Chissà cosa si sarebbe detto ora di questo scontro, Daenerys non lo sapeva. Montò su Drogon e gettò un'ultima occhiata a Jon, il quale aveva già trovato posto sul dorso di Rhaegal. E più in là ancora di Rhaegal vi stavano Slyxas e Meghar e gli altri draghi innominati e ancora priva di qualcuno che li cavalcasse. Dany pregò che uscissero tutti salvi dalla battaglia che stava per avere luogo.

"Ricorda." La serietà dominò sui lineamenti di Jon Snow, indurendoli. "Qualunque cosa accada, pensa sempre a te e al bambino. Lui deve essere la tua sola ed unica priorità. D'accordo?"

Dany annuì e si sforzò di rimanere impassibile. "Visto che l'esito ci è ancora ignoto, rinnovo il mio amore per te. Nonostante tutto quello che abbiamo patito, il mio amore per te non è mai venuto meno, anche dopo che hai affondato un pugnale nella mia carne. Ma l'hai fatto per un giusto motivo, per salvare me e gli altri, l'ho capito poi Jon Snow. Io ti amo e ti amerò sempre."

"E tu sei la mia vita, la stella che guida i miei giorni. Morirei per te Daenerys Targaryen." Jon la guardò con una profondità solenne, per poi distogliere lo sguardo e rivolgerlo in lontananza, a quella muraglia umana d'acciaio e ferro. "Tu dici sempre che è dura uccidere un Drago, speriamo che tu abbia ragione anche questa volta."

Amore mio, ancora non vuoi ammetterlo: io ho sempre ragione.

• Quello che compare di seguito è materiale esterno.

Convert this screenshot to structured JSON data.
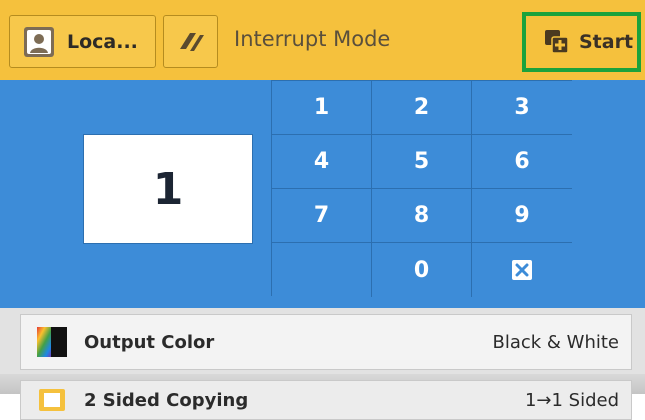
{
  "header": {
    "user_label": "Loca...",
    "mode_label": "Interrupt Mode",
    "start_label": "Start"
  },
  "quantity": {
    "value": "1"
  },
  "keypad": {
    "keys": [
      "1",
      "2",
      "3",
      "4",
      "5",
      "6",
      "7",
      "8",
      "9",
      "0"
    ],
    "clear_icon": "clear-icon"
  },
  "features": [
    {
      "title": "Output Color",
      "value": "Black & White",
      "icon": "output-color-icon"
    },
    {
      "title": "2 Sided Copying",
      "value": "1→1 Sided",
      "icon": "two-sided-icon"
    }
  ],
  "colors": {
    "header_bg": "#f5c13d",
    "keypad_bg": "#3d8cd8",
    "start_highlight": "#1ca23c"
  }
}
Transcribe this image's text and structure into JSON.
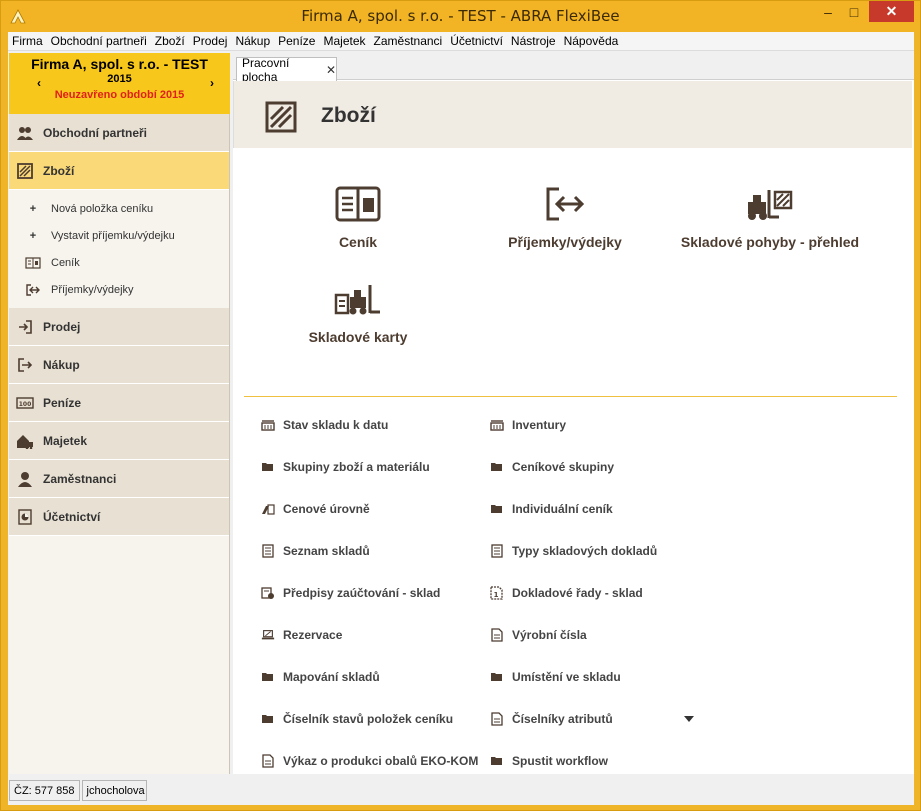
{
  "window": {
    "title": "Firma A, spol. s r.o. - TEST - ABRA FlexiBee",
    "minimize": "–",
    "maximize": "□",
    "close": "✕"
  },
  "menu": [
    "Firma",
    "Obchodní partneři",
    "Zboží",
    "Prodej",
    "Nákup",
    "Peníze",
    "Majetek",
    "Zaměstnanci",
    "Účetnictví",
    "Nástroje",
    "Nápověda"
  ],
  "company": {
    "name": "Firma A, spol. s r.o. - TEST",
    "year": "2015",
    "prev": "‹",
    "next": "›",
    "warning": "Neuzavřeno období 2015"
  },
  "sidebar": {
    "sections": [
      {
        "label": "Obchodní partneři",
        "icon": "partners-icon"
      },
      {
        "label": "Zboží",
        "icon": "goods-icon"
      },
      {
        "label": "Prodej",
        "icon": "sale-icon"
      },
      {
        "label": "Nákup",
        "icon": "purchase-icon"
      },
      {
        "label": "Peníze",
        "icon": "money-icon"
      },
      {
        "label": "Majetek",
        "icon": "property-icon"
      },
      {
        "label": "Zaměstnanci",
        "icon": "employee-icon"
      },
      {
        "label": "Účetnictví",
        "icon": "accounting-icon"
      }
    ],
    "subitems": [
      "Nová položka ceníku",
      "Vystavit příjemku/výdejku",
      "Ceník",
      "Příjemky/výdejky"
    ]
  },
  "tab": {
    "label": "Pracovní plocha",
    "close": "✕"
  },
  "page": {
    "title": "Zboží"
  },
  "tiles": [
    "Ceník",
    "Příjemky/výdejky",
    "Skladové pohyby - přehled",
    "Skladové karty"
  ],
  "links": {
    "left": [
      "Stav skladu k datu",
      "Skupiny zboží a materiálu",
      "Cenové úrovně",
      "Seznam skladů",
      "Předpisy zaúčtování - sklad",
      "Rezervace",
      "Mapování skladů",
      "Číselník stavů položek ceníku",
      "Výkaz o produkci obalů EKO-KOM"
    ],
    "right": [
      "Inventury",
      "Ceníkové skupiny",
      "Individuální ceník",
      "Typy skladových dokladů",
      "Dokladové řady - sklad",
      "Výrobní čísla",
      "Umístění ve skladu",
      "Číselníky atributů",
      "Spustit workflow"
    ]
  },
  "status": {
    "cz": "ČZ: 577 858",
    "user": "jchocholova"
  },
  "colors": {
    "accent": "#f2b425",
    "active": "#f9d978",
    "icon": "#4d3c30",
    "warning": "#e0201a"
  }
}
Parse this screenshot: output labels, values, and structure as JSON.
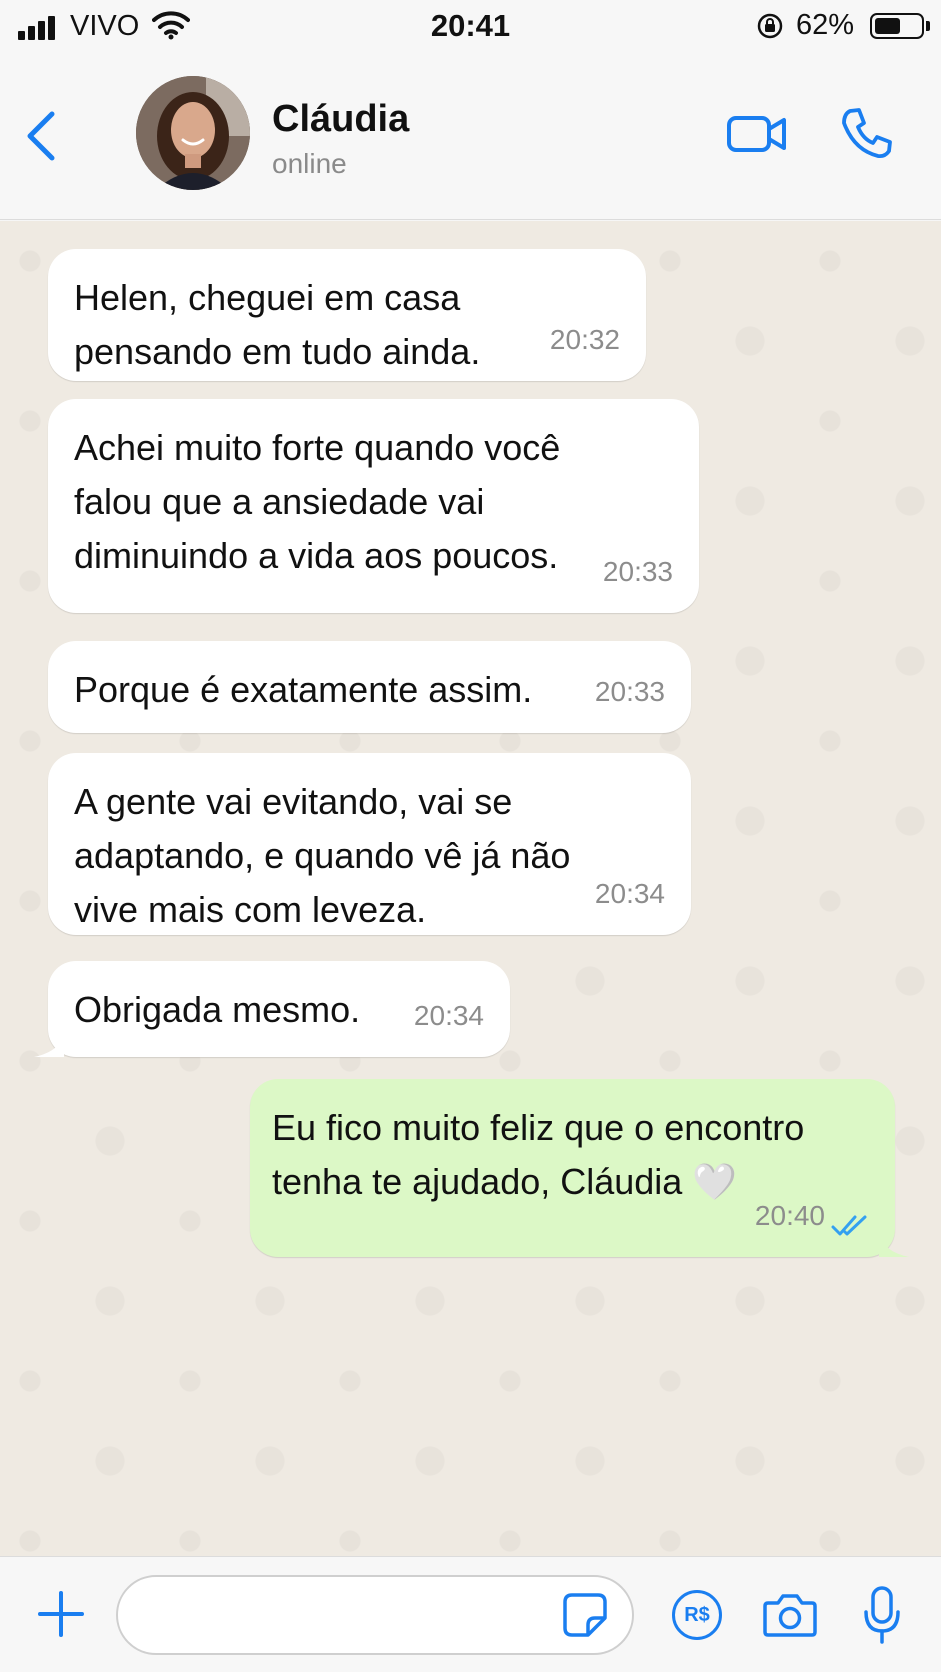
{
  "status_bar": {
    "carrier": "VIVO",
    "time": "20:41",
    "battery_percent": "62%",
    "battery_level": 0.62
  },
  "header": {
    "contact_name": "Cláudia",
    "contact_status": "online",
    "icons": [
      "back-icon",
      "avatar",
      "video-call-icon",
      "phone-call-icon"
    ]
  },
  "messages": [
    {
      "direction": "incoming",
      "text": "Helen, cheguei em casa\npensando em tudo ainda.",
      "time": "20:32"
    },
    {
      "direction": "incoming",
      "text": "Achei muito forte quando você\nfalou que a ansiedade vai\ndiminuindo a vida aos poucos.",
      "time": "20:33"
    },
    {
      "direction": "incoming",
      "text": "Porque é exatamente assim.",
      "time": "20:33"
    },
    {
      "direction": "incoming",
      "text": "A gente vai evitando, vai se\nadaptando, e quando vê já não\nvive mais com leveza.",
      "time": "20:34"
    },
    {
      "direction": "incoming",
      "text": "Obrigada mesmo.",
      "time": "20:34"
    },
    {
      "direction": "outgoing",
      "text": "Eu fico muito feliz que o encontro\ntenha te ajudado, Cláudia 🤍",
      "time": "20:40",
      "read": true
    }
  ],
  "input_bar": {
    "placeholder": "",
    "icons": [
      "plus-icon",
      "sticker-icon",
      "payment-icon",
      "camera-icon",
      "microphone-icon"
    ],
    "pay_label": "R$"
  },
  "colors": {
    "accent": "#1a7ef0",
    "incoming_bubble": "#ffffff",
    "outgoing_bubble": "#dcf8c6",
    "chat_background": "#efeae2",
    "read_ticks": "#34a0f0"
  }
}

Si alzarono in volo. Le ali dei draghi sollevarono un nugolo gigantesco di polvere e fendettero l'aria. Otto creature di scaglie e di fiamme, otto creature che si pensava fossero estinte, scomparse dalla faccia della terra, otto creature che erano ritornate ad essere il vanto e l'orgoglio di un'intera dinastia. Otto creature del genere, suscitanti meraviglia e al contempo timore nelle anime umane, si levarono nell'aria al comando dei loro due signori.

Oltre le onde tumultuose del mare corazzato di Volantis, si ergeva l'accampamento. Tende, baracche costruite di getto, pensando subito all'avere un tetto sopra la testa, carri e ancora tende, tende e tende. Da lontano tutto ciò rassomigliava alla tavolozza di un pittore. Una tavolozza i cui colori stavano per spegnersi, uccisi dall'orda vandalica e schiamazzante dei dothraki. Dall'alto del dorso di Drogon Dany li vide piombare di getto sull'accampamento, investirlo in pieno come un'onda di cuoio e di cavalli.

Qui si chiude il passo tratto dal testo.